Spark SQL1.2 combined with HDP2.2

Last Update:2015-05-02 Source: Internet

Author: User

Tags databricks

Developer on Alibaba Coud: Build your first app with APIs, SDKs, and tutorials on the Alibaba Cloud. Read more ＞

1.hbase the same Rowkey a research solution with multiple recording problems

VERSIONS = 3,hbase version inserts up to three records

There was a problem inserting the table "verticaldatatable" data from a cluster hbase into another table, there were more than 10 versions, but only 3 were inserted (or can be inserted successfully)
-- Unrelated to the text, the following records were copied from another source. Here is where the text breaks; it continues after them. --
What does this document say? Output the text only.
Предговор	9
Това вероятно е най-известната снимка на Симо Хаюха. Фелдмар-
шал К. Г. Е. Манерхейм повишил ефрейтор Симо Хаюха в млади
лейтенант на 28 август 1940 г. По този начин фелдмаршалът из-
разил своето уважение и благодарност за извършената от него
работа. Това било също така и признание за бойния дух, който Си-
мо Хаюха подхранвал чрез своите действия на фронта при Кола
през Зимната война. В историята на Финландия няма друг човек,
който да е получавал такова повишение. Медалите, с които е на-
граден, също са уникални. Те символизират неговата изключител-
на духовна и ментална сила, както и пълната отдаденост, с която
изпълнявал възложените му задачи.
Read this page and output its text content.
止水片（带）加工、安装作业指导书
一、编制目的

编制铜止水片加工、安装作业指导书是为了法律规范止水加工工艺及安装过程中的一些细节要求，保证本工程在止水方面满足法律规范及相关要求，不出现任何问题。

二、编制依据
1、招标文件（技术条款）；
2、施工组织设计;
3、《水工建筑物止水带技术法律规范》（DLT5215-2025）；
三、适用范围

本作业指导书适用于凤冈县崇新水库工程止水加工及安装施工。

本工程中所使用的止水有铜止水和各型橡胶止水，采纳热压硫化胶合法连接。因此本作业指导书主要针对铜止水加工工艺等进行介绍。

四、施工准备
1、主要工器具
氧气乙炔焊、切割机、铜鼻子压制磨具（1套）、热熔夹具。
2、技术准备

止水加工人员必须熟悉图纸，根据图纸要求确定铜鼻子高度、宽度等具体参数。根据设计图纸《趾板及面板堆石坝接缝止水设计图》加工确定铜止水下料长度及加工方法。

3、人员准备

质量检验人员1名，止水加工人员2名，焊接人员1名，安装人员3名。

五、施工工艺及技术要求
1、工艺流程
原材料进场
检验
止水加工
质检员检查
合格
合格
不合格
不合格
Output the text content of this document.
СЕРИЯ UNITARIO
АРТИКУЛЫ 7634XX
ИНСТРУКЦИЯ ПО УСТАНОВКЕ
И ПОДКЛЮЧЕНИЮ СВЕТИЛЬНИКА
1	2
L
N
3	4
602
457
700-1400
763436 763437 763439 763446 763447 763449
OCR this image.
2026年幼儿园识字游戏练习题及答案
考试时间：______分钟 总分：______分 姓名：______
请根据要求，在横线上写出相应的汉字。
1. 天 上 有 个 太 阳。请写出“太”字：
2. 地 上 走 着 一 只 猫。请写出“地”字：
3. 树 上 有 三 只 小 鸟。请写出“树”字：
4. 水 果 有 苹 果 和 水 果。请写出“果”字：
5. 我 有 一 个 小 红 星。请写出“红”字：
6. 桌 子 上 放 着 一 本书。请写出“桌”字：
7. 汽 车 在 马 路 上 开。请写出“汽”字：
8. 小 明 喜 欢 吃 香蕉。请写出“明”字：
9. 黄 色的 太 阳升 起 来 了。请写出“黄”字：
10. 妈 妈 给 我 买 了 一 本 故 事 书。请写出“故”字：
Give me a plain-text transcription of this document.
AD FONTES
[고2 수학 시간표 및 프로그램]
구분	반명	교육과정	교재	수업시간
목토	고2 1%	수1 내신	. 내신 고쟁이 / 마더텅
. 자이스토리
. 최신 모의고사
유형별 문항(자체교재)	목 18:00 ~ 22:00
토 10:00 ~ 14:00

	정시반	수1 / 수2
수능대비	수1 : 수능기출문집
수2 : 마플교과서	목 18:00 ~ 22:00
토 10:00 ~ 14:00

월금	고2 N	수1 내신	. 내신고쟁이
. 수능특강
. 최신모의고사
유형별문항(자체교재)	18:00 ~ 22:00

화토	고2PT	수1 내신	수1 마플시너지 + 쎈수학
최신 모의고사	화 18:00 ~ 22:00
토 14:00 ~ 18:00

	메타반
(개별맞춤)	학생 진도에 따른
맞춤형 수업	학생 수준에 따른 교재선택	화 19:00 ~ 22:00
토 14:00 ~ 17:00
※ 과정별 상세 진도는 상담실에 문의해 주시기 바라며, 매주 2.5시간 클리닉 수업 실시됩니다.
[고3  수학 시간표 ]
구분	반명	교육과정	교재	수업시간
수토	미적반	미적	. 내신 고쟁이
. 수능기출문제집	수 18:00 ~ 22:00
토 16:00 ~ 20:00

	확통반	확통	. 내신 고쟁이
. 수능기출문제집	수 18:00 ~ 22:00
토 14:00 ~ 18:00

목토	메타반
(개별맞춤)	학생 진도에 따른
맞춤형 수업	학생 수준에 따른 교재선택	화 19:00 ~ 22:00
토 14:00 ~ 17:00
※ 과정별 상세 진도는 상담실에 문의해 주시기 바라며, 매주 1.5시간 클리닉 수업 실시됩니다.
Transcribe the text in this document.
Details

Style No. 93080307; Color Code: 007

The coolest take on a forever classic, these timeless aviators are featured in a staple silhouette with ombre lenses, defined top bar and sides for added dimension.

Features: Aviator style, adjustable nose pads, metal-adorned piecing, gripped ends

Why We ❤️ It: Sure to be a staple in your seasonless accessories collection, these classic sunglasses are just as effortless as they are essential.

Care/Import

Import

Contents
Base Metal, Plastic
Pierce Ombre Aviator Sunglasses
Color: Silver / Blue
After the search was found because the table in the time, VERSIONS = 3 default is 3, VERSIONS is related to columnfamily so need to modify the VERSIONS property of the table ALTER TABLE {NAME = = ' columnfamily ', VERSIONS = ' 300 '} Useful:If the versions = 1 is inserted only one version, so that you can avoid the same rowkey in the case of duplicate records but usually when we do scan query: HBase in the use of Timerange and version

HBase (main):079:0> create ' scores ',{name=> ' Course ', versions=>2}//version 2hbase (main):080:0> put ' scores ', ' Tom ', ' Course:math ', ' the ':082:0> ' hbase (main) put ' scores ', ' Tom ', ' Course:math ', ' The ' HBase ' (main):026:0> scan ' Scores ' Row Column+cell Tom Column=course:math, timestamp=1394097651029, value=100 1 ROW (s) in 0.0110 seconds// The default scan out of hbase results in the last timestamp of the record HBase (main):032:0> scan ' scores ', {Versions=>2}row Column+cell Tom column=course: Math, timestamp=1394097651029, value=100 Tom column=course:math, timestamp=1394097631387, value=97 1 row (s) in 0.0130 sec onds//isolated Two records hbase (main):029:0> alter ' member ',{name=> ' info ', ' VERSIONS ' =>2}//modify VERSIONS

2.hive in-table deduplication solution

Insert Overwrite table store    select T.p_key,t.sort_word from       (select P_key,             sort_word,             row_number () Over (distribute by P_key Sort by Sort_word) as RN from       store) t

A typical table in hive, in addition to the weight of the wording, P_key for the addition of weight basis, Sort_word for the sort basis, generally for the time RN ranking.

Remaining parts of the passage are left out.